Python provides a stateful web browsing module called mechanize, named after Perl’s mature and featureful WWW::Mechanize. Though it isn’t as powerful as the Perl version, mechanize provides an easy-to-use framework for browsing web pages including interacting with forms and accessing SSL content. The documentation for mechanize on the web is sparse, but viewing the source file (/usr/lib/python2.5/site-packages/mechanize/_mechanize.py on my Ubuntu machine) provides some needed insight. Here’s a quick overview of the operation of mechanize:

import re
from mechanize import Browser
br = Browser()

# Ignore robots.txt
br.set_handle_robots( False )
# Google demands a user-agent that isn't a robot
br.addheaders = [('User-agent', 'Firefox')]

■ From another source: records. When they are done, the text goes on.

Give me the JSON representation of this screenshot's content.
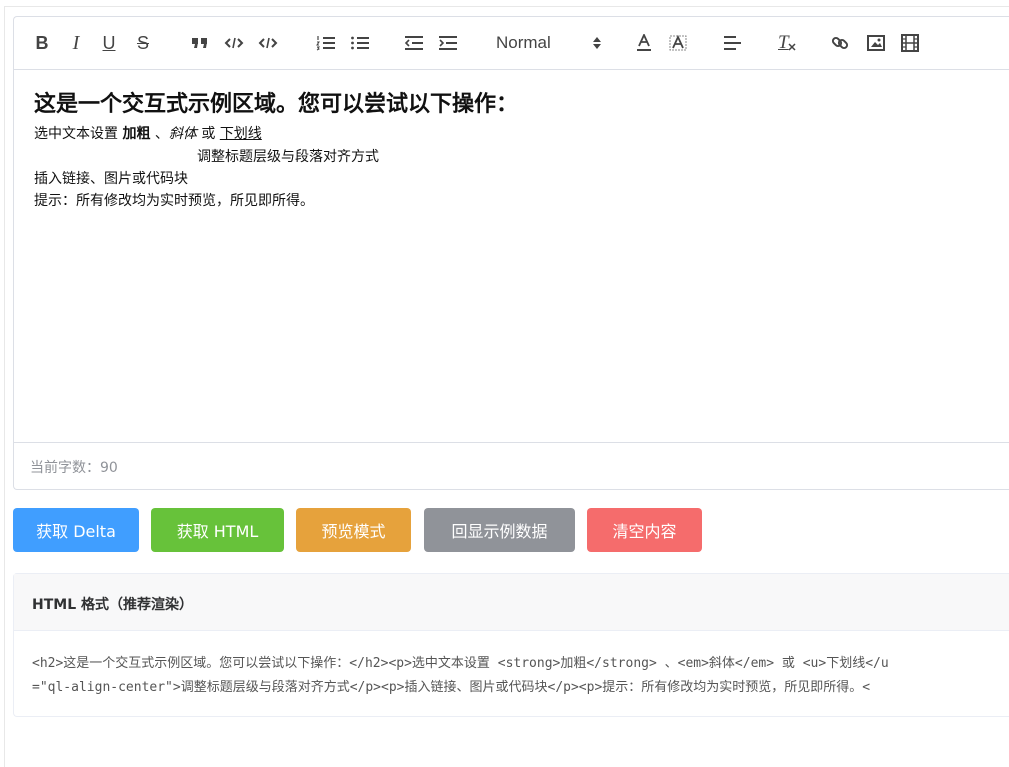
{
  "toolbar": {
    "header_select": "Normal",
    "icons": [
      "bold-icon",
      "italic-icon",
      "underline-icon",
      "strike-icon",
      "blockquote-icon",
      "code-icon",
      "code-block-icon",
      "ordered-list-icon",
      "bullet-list-icon",
      "outdent-icon",
      "indent-icon",
      "font-color-icon",
      "background-color-icon",
      "align-icon",
      "clean-format-icon",
      "link-icon",
      "image-icon",
      "video-icon"
    ],
    "bold": "B",
    "italic": "I",
    "underline": "U",
    "strike": "S",
    "clean": "T"
  },
  "content": {
    "heading": "这是一个交互式示例区域。您可以尝试以下操作：",
    "line1_prefix": "选中文本设置 ",
    "line1_bold": "加粗",
    "line1_sep": " 、",
    "line1_italic": "斜体",
    "line1_or": " 或 ",
    "line1_underline": "下划线",
    "line2": "调整标题层级与段落对齐方式",
    "line3": "插入链接、图片或代码块",
    "line4": "提示：所有修改均为实时预览，所见即所得。"
  },
  "word_count": "当前字数：90",
  "buttons": {
    "get_delta": "获取 Delta",
    "get_html": "获取 HTML",
    "preview": "预览模式",
    "restore": "回显示例数据",
    "clear": "清空内容"
  },
  "colors": {
    "primary": "#409eff",
    "success": "#67c23a",
    "warning": "#e6a23c",
    "info": "#909399",
    "danger": "#f56c6c"
  },
  "output": {
    "title": "HTML 格式（推荐渲染）",
    "code_line1": "<h2>这是一个交互式示例区域。您可以尝试以下操作：</h2><p>选中文本设置 <strong>加粗</strong> 、<em>斜体</em> 或 <u>下划线</u",
    "code_line2": "=\"ql-align-center\">调整标题层级与段落对齐方式</p><p>插入链接、图片或代码块</p><p>提示：所有修改均为实时预览，所见即所得。<"
  }
}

# Retrieve the Google home page, saving the response
br.open( "http://google.com" )

# Select the search box and search for 'foo'
br.select_form( 'f' )
br.form[ 'q' ] = 'foo'

# Get the search results

# Find the link to foofighters.com; why did we run a search?
resp = None
for link in br.links():
    siteMatch = re.compile( 'www.foofighters.com' ).search( link.url )
    if siteMatch:
        resp = br.follow_link( link )

# Print the site
content = resp.get_data()
print content

That’s a pretty straightforward and simple usage. The get_data() method gives you the HTML content of the pages, which I often find suitable to run a .split('\n') and then do some regex on line by line.